Still, Annunziata said he has not given up on completing the projects on the Buffalo side of the Niagara River.
“I’m committed to making this project work for Southern Ontario and Western New York, because that’s what they deserve,” he said.
“I think the governor’s intention to make this an open, honest and transparent approach is an excellent one,” he said, “and I am very anxious to work with the governor to support that approach.”
Glaser’s letter cites New York’s efforts to improve the U.S. side of the crossing, including negotiations to purchase property along Busti Avenue, a $15 million state commitment for improvements, obtaining $15.8 million in federal funds and working to acquire the Episcopal Church Home property.
The Busti Avenue sale has not yet come before the Common Council, which would have to approve it, and the state has not yet acquired the vacant Episcopal Church Home, which is adjacent to the bridge plaza.

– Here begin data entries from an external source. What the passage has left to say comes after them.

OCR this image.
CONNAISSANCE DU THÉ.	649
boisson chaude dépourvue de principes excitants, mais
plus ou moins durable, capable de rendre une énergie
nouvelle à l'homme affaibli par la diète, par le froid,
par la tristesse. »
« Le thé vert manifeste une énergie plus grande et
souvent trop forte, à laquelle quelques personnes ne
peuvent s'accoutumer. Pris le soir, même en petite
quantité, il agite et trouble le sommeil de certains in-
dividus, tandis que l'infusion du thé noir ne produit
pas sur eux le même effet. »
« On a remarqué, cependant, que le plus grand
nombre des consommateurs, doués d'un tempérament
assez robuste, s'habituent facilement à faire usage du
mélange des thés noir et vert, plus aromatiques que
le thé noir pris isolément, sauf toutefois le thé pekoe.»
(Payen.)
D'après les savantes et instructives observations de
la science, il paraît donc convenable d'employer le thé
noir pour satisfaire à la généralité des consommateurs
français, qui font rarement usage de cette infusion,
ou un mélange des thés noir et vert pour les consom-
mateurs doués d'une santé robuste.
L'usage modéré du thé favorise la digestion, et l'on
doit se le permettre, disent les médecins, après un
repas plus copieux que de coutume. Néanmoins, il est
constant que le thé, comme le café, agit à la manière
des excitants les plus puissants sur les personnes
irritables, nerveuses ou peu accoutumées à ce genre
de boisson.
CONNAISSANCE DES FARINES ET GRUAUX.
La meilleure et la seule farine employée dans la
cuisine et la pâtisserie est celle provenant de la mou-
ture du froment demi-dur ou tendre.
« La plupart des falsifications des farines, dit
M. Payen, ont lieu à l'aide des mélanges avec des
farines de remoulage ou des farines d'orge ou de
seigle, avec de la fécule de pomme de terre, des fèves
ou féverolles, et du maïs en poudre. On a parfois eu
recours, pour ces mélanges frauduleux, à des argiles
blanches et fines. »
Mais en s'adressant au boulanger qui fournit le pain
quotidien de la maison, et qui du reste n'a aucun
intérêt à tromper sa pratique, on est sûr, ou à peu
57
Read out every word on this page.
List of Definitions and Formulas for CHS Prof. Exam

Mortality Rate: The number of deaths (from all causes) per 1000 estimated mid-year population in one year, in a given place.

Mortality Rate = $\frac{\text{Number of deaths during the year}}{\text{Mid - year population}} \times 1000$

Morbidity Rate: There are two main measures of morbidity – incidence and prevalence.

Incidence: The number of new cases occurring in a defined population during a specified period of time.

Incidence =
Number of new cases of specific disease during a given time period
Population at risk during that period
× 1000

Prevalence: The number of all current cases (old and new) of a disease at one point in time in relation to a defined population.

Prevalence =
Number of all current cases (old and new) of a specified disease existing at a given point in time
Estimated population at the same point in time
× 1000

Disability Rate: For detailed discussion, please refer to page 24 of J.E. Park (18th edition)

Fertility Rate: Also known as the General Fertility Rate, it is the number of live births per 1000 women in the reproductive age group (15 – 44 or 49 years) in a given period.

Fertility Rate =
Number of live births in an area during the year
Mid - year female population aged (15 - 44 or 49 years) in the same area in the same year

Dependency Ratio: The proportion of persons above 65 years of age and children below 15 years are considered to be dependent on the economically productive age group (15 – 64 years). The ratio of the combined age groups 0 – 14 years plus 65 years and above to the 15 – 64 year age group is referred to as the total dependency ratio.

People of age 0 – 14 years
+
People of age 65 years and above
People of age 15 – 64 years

The neighbors around the bridge, and even key elected officials, have been left in the dark about a plan for changes at the bridge plaza.
Bridge authority officials have said that until it controls certain parcels of land, such as a portion of Busti Avenue and the Episcopal Church Home property, it cannot present any plan for approval.
In other Peace Bridge developments, the authority found enough harmony Friday to unanimously approve Buffalo-based LP Ciminelli Co. as construction manager for renovation of the U.S. Customs secondary inspection building on the Buffalo bridge plaza.
The authority will pay the company $1.5 million for its part in a project expected to eventually top $20 million.
The architectural firm Wendell Duscherer was previously chosen to design the renovation. Construction on the project will run between 18 and 24 months and is scheduled to begin late this year.